Today there is a 10:1 to 15:1 ratio between the typical street-price acquisition cost of SAN-based arrays (enterprise storage) and the price of commodity disk drives, e.g., purchasing disk drives off the shelf at Fry’s or NewEgg. Leveraging the latest advances in erasure coding techniques, very large companies with substantial in-house development resources can integrate their own solutions out of commodity hardware and achieve a much lower ratio than historical RAID-1 or RAID-5 SAN-array approaches provide. Shutterfly, for example, has targeted a 3:1 ratio. These proven techniques also have the added benefit of validating data and dramatically reducing the risk of data loss during drive-rebuild.
CIOs who do not have the in-house resources to develop their own integrated solution or who want to delay up-front acquisition costs and reduce management expenditures may want to consider public cloud-based storage solutions. Archiving applications are a logical starting point, given the tolerance for a longer latency when accessing archives. CIOs will initially find cloud-based offerings alluring. Over time, as archives reach scale and storage systems leveraging advanced erasure coding techniques become commercially available, CIOs may find it more cost effective to bring archive data back in-house or develop a hybrid public/private cloud approach.
As data moves in and out of cloud-based storage providers, data validation will be key. Erasure coding, which provides embedded data validation, is a logical approach to this problem.

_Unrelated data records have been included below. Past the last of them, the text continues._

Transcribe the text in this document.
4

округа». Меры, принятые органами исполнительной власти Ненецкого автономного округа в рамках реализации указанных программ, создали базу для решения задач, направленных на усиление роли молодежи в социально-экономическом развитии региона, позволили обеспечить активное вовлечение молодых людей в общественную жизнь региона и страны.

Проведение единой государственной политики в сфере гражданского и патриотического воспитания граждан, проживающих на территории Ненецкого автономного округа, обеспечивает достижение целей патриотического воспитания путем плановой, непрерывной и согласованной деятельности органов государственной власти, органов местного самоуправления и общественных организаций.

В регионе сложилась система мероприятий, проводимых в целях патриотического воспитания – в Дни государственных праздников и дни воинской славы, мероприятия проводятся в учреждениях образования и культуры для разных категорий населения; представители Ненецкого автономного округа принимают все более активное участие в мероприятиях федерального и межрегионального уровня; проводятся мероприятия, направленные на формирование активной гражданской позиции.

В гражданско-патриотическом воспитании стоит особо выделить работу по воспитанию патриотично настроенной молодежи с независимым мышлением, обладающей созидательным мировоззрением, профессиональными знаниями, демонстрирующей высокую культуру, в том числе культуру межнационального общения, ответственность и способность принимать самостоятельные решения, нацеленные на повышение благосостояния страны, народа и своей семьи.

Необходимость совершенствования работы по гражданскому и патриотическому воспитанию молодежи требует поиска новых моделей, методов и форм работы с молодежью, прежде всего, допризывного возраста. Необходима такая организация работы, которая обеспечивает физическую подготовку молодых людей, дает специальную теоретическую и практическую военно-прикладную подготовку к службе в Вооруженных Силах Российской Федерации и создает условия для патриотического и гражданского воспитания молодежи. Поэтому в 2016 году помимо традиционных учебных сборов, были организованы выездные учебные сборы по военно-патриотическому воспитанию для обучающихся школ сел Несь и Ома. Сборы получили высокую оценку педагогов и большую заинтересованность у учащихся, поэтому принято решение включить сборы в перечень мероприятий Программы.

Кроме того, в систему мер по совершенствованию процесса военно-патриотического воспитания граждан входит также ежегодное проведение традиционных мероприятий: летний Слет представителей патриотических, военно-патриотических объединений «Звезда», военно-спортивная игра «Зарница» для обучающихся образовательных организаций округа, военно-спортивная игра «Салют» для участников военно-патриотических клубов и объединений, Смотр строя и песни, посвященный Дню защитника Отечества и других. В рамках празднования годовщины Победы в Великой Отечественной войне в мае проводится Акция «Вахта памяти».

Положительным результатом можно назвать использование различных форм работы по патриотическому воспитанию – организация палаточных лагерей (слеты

Action Item: When evaluating cloud-based data archiving solutions, CIOs should pay particular attention to the potential size of the growing archive, the data-protection approach of the cloud storage provider, and the method of validation for data that may be migrated out of the cloud. Advanced erasure coding techniques are an attractive approach that can reduce the cost of the service offering and the potential for data loss, while providing embedded data validation.